Once their model could reliably detect the poison, it simply stripped it away—revealing the original, unprotected image underneath.

The researchers, who presented their work earlier this month at the USENIX Security Symposium, stress that their goal isn’t to endanger artists or attack protective tools.

“Our work wasn’t intended as a real attack, neither against the tools nor against the artists,” Rieger says. “We just wanted to show the need for more robust detection tools and that, basically, people shouldn’t trust blindly to these tools.”

LightShed is only available for research, but the team hopes it will spark stronger safeguards against AI scraping and manipulation.

“Basically, we are playing nice and informing the people since the bad guys who are not playing as nice as we do wouldn’t inform them,” Rieger says, noting that the team alerted poison creators to the vulnerabilities they found. They also hope word of their findings reaches artists who may rethink how they protect their work.

The future of anti-AI protections

Researchers say that creating a foolproof defense against AI models may be nearly impossible, especially as image generation systems grow more advanced. To block tools like LightShed, image poisons would need to be far more random, but that would risk making the image unrecognizable to humans.
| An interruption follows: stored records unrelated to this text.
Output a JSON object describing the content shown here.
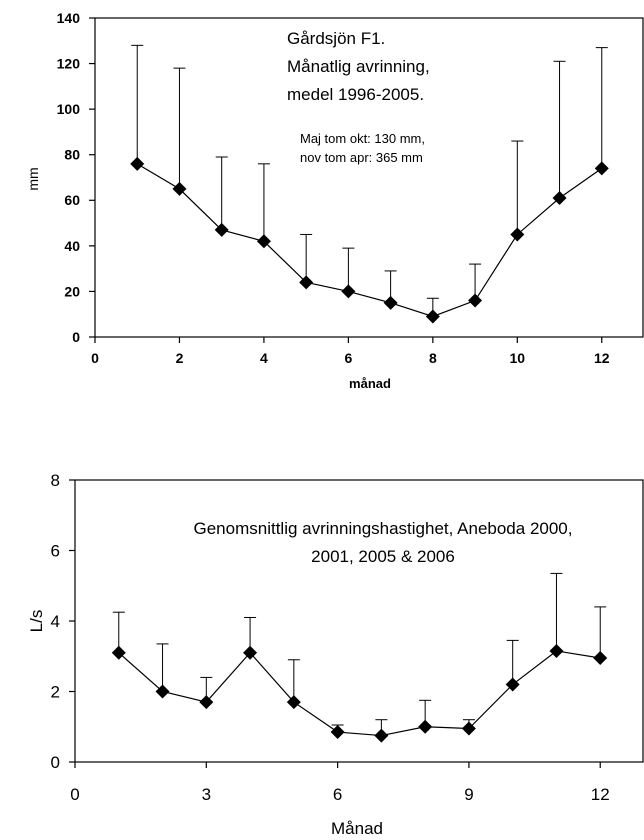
{
  "chart_data": [
    {
      "type": "line",
      "title_lines": [
        "Gårdsjön F1.",
        "Månatlig avrinning,",
        "medel 1996-2005."
      ],
      "note_lines": [
        "Maj tom okt: 130 mm,",
        "nov tom apr: 365 mm"
      ],
      "xlabel": "månad",
      "ylabel": "mm",
      "xlim": [
        0,
        13
      ],
      "ylim": [
        0,
        140
      ],
      "xticks": [
        0,
        2,
        4,
        6,
        8,
        10,
        12
      ],
      "yticks": [
        0,
        20,
        40,
        60,
        80,
        100,
        120,
        140
      ],
      "grid": false,
      "x": [
        1,
        2,
        3,
        4,
        5,
        6,
        7,
        8,
        9,
        10,
        11,
        12
      ],
      "series": [
        {
          "values": [
            76,
            65,
            47,
            42,
            24,
            20,
            15,
            9,
            16,
            45,
            61,
            74
          ],
          "error_upper": [
            128,
            118,
            79,
            76,
            45,
            39,
            29,
            17,
            32,
            86,
            121,
            127
          ],
          "marker": "diamond",
          "color": "#000000"
        }
      ]
    },
    {
      "type": "line",
      "title_lines": [
        "Genomsnittlig avrinningshastighet, Aneboda 2000,",
        "2001, 2005 & 2006"
      ],
      "xlabel": "Månad",
      "ylabel": "L/s",
      "xlim": [
        0,
        13
      ],
      "ylim": [
        0,
        8
      ],
      "xticks": [
        0,
        3,
        6,
        9,
        12
      ],
      "yticks": [
        0,
        2,
        4,
        6,
        8
      ],
      "grid": false,
      "x": [
        1,
        2,
        3,
        4,
        5,
        6,
        7,
        8,
        9,
        10,
        11,
        12
      ],
      "series": [
        {
          "values": [
            3.1,
            2.0,
            1.7,
            3.1,
            1.7,
            0.85,
            0.75,
            1.0,
            0.95,
            2.2,
            3.15,
            2.95
          ],
          "error_upper": [
            4.25,
            3.35,
            2.4,
            4.1,
            2.9,
            1.05,
            1.2,
            1.75,
            1.2,
            3.45,
            5.35,
            4.4
          ],
          "marker": "diamond",
          "color": "#000000"
        }
      ]
    }
  ]
}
“We have thought about how to construct a kind of perturbation that would be a lot stronger than the ones that exist, but I don’t think we can guarantee at all that they won’t be broken a different way,” Foerster says.

Other approaches, such as cryptographic watermarking, could help artists detect when their work has been used in AI-generated content. But “it’s definitely a very difficult problem,” Foerster adds.

Beyond the technical fixes, some experts argue that the real solution lies in regulation. Madigan says protecting artists will require legislation and legal action to force AI companies to be transparent about their training practices.

In particular, Madigan has hope in bipartisan legislation introduced last month by Senators Josh Hawley (R-Mo.) and Richard Blumenthal (D-Conn.) that would hold tech companies accountable for training models on copyrighted materials.

“AI companies are robbing the American people blind while leaving artists, writers, and other creators with zero recourse,” Hawley said in a statement. “It’s time for Congress to give the American worker their day in court to protect their personal data and creative works.”

If passed, the bill could give artists new legal tools to sue tech companies for copyright infringement, whether individually or through class action lawsuits, and levy financial penalties against firms that misuse copyrighted material.

Even with such challenges, experts stress that artists shouldn’t lose hope. The landscape around AI is evolving quickly—and so are the efforts to defend against its risks.

“Staying on top of these issues, that helps empower the whole community of artists,” Madigan says.